It is often useful to fit accurate pressure-volume-temperature data to polynomial equations. The experimental data can be used to compute a quantity called the *compressibility **factor*, \(Z\), which is defined as the pressure–volume product for the real gas divided by the pressure–volume product for an ideal gas at the same temperature.

We have

\[{\left(PV\right)}_{ideal\ gas}=nRT\]

Letting *P* and *V* represent the pressure and volume of the real gas, and introducing the molar volume, \(\overline{V}={V}/{n}\), we have

\[Z=\frac{\left(PV\right)_{real\ gas}}{\left(PV\right)_{ideal\ gas}}=\frac{PV}{nRT}=\frac{P\overline{V}}{RT}\]

Since \(Z=1\) if the real gas behaves exactly like an ideal gas, experimental values of *Z* will tend toward unity under conditions in which the density of the real gas becomes low and its behavior approaches that of an ideal gas.

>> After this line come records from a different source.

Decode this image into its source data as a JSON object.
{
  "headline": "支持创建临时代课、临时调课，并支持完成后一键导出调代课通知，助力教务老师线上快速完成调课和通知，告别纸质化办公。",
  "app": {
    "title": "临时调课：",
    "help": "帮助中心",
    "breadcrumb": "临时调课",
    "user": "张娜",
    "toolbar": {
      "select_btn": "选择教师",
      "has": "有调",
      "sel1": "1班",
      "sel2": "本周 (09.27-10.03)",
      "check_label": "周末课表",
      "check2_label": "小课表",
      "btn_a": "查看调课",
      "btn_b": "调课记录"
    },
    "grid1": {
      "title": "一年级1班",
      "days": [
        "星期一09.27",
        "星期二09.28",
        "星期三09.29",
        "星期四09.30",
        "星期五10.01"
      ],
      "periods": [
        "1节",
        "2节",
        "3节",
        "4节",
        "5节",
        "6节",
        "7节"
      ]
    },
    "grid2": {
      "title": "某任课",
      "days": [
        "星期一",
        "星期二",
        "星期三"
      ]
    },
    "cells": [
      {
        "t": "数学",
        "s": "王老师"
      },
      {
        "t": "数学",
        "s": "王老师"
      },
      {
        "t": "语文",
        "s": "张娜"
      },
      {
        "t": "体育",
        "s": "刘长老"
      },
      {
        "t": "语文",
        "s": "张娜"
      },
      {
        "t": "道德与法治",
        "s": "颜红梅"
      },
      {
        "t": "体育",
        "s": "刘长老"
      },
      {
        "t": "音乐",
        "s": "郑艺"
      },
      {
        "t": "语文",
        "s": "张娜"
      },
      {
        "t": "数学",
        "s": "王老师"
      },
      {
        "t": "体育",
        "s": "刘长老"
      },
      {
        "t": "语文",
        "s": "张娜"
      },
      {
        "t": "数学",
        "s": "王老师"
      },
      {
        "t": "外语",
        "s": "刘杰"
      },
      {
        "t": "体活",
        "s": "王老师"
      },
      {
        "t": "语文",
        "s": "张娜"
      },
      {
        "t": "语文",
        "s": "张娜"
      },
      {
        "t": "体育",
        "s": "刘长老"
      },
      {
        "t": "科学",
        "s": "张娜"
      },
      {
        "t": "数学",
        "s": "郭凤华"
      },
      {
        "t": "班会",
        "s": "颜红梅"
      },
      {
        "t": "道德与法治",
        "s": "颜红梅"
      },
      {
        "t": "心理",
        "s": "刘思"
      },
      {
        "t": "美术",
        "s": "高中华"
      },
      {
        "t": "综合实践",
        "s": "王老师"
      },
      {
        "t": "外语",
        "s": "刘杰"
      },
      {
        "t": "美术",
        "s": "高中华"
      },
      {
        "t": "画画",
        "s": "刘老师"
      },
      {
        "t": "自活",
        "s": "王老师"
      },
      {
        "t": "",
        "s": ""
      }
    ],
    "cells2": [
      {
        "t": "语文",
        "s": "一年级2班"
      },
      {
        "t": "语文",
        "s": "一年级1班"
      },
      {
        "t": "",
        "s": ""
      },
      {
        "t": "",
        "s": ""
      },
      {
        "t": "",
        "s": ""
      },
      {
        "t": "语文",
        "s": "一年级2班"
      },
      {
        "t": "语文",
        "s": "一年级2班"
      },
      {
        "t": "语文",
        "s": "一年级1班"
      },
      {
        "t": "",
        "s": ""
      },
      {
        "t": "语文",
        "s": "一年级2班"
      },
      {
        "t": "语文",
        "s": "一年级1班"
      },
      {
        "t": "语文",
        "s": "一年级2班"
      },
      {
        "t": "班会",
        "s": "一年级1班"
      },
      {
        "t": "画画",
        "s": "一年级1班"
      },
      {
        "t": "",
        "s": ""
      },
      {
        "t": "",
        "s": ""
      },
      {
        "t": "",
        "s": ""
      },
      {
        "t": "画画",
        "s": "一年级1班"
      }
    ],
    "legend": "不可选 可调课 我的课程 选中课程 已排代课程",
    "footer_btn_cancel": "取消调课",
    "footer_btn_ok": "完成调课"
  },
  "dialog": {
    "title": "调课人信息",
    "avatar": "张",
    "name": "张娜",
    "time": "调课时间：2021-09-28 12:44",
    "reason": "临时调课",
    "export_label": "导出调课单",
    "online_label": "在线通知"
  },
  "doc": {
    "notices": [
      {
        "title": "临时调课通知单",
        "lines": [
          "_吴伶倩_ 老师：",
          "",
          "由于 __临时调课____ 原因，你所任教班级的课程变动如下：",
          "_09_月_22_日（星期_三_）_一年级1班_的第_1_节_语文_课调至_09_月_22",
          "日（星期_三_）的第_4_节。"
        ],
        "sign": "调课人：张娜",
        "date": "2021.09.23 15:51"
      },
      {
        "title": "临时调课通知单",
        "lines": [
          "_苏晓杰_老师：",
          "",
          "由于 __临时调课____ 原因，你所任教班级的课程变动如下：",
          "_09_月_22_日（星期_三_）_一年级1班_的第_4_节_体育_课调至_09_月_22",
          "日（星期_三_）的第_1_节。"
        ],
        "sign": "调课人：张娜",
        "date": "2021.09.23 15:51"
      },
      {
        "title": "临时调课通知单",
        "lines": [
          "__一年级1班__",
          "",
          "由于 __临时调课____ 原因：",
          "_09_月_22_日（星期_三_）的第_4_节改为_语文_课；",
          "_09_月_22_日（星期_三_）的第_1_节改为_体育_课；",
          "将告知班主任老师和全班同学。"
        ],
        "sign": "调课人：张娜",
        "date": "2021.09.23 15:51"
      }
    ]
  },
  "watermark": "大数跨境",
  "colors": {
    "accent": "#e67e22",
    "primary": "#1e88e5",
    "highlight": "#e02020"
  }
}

At a given temperature, we can conveniently ensure that this condition is met by fitting the *Z* values to a polynomial in *P* or a polynomial in \({\overline{V}}^{-1}\). The coefficients are functions of temperature. If the data are fit to a polynomial in the pressure, the equation is

\[Z=1+B^*\left(T\right)P+C^*\left(T\right)P^2+D^*\left(T\right)P^3+\dots\]

For a polynomial in \({\overline{V}}^{-1}\), the equation is

\[Z=1+\frac{B\left(T\right)}{\overline{V}}+\frac{C\left(T\right)}{\overline{V}^2}+\frac{D\left(T\right)}{\overline{V}^3}+\dots\]

These empirical equations are called *virial **equations*. As indicated, the parameters are functions of temperature. The values of \(B^*\left(T\right)\), \(C^*\left(T\right)\), \(D^*\left(T\right)\), …, and \(B\left(T\right)\), \(C\left(T\right)\), \(D\left(T\right)\),…, must be determined for each real gas at every temperature. (Note also that \(B^*\left(T\right)\neq B\left(T\right)\), \(C^*\left(T\right)\neq C\left(T\right)\), \(D^*\left(T\right)\neq D\left(T\right)\), *etc*. However, it is true that \(B^*={B}/{RT}\).) Values for these parameters are tabulated in various compilations of physical data. In these tabulations, \(B\left(T\right)\) and \(C\left(T\right)\) are called the second virial coefficient and third virial coefficient, respectively.